With a caramel-colored statue of Rosa Parks to his right, President Barack Obama offered a moving tribute to the great civil rights icon in the U.S. Capitol on Wednesday morning.
“We do well by placing a statue of her here,” he intoned, “but we can do no greater honor to her memory than to carry forward the power of her principle and a courage born of conviction.”
Parks’ statue in the Capitol’s Statuary Hall is the first full-height statue of an African- American woman in the Hall. There is a bust of legendary abolitionist Sojourner Truth in the building’s visitors’ center.

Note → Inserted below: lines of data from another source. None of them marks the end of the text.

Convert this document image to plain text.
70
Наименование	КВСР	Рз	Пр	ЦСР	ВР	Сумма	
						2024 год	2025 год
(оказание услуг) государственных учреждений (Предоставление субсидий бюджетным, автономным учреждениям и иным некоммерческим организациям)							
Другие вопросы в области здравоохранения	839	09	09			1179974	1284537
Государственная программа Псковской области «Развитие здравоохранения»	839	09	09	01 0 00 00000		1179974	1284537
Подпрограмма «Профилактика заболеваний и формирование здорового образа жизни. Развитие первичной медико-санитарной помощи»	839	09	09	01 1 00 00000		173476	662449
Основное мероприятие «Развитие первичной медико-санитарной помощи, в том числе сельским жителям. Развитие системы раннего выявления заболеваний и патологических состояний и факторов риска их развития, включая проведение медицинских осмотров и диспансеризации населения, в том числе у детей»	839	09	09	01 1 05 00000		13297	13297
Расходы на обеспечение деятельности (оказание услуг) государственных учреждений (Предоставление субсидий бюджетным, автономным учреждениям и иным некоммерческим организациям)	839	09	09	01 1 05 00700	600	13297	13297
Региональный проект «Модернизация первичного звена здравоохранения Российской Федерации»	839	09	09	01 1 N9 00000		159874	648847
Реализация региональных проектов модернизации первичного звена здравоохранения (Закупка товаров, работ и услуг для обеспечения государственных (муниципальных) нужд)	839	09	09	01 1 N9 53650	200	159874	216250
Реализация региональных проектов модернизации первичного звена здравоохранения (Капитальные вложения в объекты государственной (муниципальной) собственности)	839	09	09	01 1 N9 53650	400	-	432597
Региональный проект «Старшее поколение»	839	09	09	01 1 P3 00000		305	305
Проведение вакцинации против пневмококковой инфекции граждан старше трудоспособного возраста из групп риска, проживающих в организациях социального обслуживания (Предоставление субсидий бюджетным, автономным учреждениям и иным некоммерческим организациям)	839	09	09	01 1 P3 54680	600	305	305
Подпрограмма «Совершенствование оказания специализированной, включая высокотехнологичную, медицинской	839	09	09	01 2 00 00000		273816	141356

The president followed a speech by Speaker John Boehner, who sniffled through his remarks, and the ceremony was closed by House Chaplain Patrick Conroy and the U.S. Army Chorus, which performed a version of “America, the Beautiful.”
In his tribute, Obama not only recounted Parks’ role as a catalyst in the civil rights movement, but also cited examples of her rarely discussed militancy that was forged by her husband Raymond E.D. Nixon, and later encpuraged at the Highlander School in Monteagle, Tenn., where she was mentored by activies Septima Clark and Myles Horton.
Much of this militancy and rebelliousness is thoroughly captured in Jeanne Theoharis’ recent biography “The Rebellious Life of Mrs. Rosa Parks.”